Build an app, but make it pretty – Android devs get new UI toolset

Build an app, but make it pretty – Android devs get new UI toolset

The team behind Android app building library suite Jetpack has used Android Dev Summit to introduce developers to a preview of Jetpack Compose, a toolkit for creating nicer Android UIs. 

Jetpack Compose is promoted as a “targeted answer to problems people have been having” when building Android apps. In a short video explaining the project, Google group product manager Karen Ng says that, while Jetpack was brought up to make high quality app development easier, “UI was never really solved well”.

The Compose release is supposed to change that by offering tools and Kotlin APIs to facilitate developing nicer interfaces. The project is based on composable functions, that allow a programmatic definition of an app’s UI. Instead of focussing on the construction of how the interface is constructed, users are meant to describe shapes and dependencies.

Hierarchies are created by calling composable functions from other composable functions, while content seems to be mainly structured in columns and containers. Compose also promises live previews for easy iterations and to generally let users “do more with less code”, leading to fewer bugs in the process.

Since Android is mostly developed by Google, it doesn’t come as a surprise that Compose has been built in a way that helps to enforce material design principles. The design system has been around since 2014 as a guide to building “beautiful products” and is used for most of the company’s Android applications.

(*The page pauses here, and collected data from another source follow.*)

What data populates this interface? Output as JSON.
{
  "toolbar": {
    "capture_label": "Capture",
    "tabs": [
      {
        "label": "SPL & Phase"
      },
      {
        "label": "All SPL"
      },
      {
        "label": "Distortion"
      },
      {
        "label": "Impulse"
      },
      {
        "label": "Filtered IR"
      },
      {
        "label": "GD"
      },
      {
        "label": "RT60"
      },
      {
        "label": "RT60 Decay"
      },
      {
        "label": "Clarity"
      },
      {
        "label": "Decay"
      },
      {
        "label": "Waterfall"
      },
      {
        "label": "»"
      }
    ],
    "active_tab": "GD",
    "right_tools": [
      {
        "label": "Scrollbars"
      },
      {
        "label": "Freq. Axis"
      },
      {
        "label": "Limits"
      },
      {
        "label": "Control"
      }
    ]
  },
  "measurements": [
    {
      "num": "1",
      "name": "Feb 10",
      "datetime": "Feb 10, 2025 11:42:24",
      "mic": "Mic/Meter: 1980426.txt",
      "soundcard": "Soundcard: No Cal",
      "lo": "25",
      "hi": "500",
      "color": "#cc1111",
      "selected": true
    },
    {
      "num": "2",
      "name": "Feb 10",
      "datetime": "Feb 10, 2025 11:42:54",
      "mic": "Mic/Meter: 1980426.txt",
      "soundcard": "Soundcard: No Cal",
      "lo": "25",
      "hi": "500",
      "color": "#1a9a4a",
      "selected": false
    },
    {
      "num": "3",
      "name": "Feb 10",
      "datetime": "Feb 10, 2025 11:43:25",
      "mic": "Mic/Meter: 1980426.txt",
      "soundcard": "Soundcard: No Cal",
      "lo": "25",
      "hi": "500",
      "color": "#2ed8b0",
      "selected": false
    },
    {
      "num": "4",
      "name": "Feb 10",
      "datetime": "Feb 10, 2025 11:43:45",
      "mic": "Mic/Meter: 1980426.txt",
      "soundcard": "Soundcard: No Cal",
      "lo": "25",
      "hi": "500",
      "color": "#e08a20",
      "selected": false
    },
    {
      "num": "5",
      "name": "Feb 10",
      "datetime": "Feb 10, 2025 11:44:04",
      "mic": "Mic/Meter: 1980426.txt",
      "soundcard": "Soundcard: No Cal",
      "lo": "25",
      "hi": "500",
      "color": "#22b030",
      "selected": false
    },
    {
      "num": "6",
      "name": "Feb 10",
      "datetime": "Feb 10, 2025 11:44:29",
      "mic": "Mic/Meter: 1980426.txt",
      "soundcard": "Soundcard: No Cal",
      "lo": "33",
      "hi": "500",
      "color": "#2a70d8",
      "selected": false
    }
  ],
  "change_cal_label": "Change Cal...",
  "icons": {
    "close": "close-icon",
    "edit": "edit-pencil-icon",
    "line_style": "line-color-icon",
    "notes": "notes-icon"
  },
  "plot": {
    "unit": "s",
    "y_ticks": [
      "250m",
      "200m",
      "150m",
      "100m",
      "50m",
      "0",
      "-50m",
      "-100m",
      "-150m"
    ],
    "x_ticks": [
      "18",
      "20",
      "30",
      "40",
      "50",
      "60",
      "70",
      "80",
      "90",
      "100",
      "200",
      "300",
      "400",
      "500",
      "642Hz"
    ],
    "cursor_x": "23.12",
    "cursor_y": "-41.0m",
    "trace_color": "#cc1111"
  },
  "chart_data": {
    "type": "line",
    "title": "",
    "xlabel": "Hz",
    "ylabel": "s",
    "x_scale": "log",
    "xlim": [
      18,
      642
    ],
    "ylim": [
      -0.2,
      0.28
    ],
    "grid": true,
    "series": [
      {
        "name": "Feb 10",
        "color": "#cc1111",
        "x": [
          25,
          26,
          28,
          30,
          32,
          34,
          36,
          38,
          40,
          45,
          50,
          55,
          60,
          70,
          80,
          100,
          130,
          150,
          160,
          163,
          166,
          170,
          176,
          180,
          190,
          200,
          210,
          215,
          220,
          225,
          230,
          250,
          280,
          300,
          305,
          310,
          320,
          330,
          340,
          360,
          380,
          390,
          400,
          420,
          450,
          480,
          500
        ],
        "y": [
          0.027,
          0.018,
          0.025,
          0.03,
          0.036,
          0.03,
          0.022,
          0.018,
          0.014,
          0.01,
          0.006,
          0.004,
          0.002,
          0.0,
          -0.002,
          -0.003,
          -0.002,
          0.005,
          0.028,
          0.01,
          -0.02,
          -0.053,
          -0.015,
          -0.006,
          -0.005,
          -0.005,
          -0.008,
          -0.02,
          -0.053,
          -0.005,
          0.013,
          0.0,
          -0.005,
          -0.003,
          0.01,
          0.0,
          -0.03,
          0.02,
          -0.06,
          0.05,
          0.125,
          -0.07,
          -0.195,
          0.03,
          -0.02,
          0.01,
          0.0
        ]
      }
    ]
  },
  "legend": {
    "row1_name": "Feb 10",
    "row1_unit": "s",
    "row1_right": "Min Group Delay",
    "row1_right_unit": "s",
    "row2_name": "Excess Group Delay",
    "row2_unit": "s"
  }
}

To make sure no dev will be left behind when wanting to dip their toes into the Compose waters, backward compatibility apparently was key when setting the tool up. At least that’s what Ng suggests: “It was important to make sure that when people adopt Compose, you can adopt just a part and it’s compatible with your existing views.”

Devs interested in testing Compose can do so via the also newly released first Canary build of Android Studio 4.0. They should be aware, however, that Compose is still in its development phase, which means that “the API surface is not yet finalized, and changes are planned and expected”.

It might be a while till the project is production ready. Director of product management Stephanie Cuthbertson writes in her modern Android development roundup that the team plans to “bring Jetpack Compose to beta next year”, which could span a whole lot of time.

Keeping expectations in check might not be the worst idea anyway, since software engineer Adam Powell ended the intro video proclaiming “the best parts of Compose won’t come from us and that’s really the most exciting thing about it”. Well…get to work then?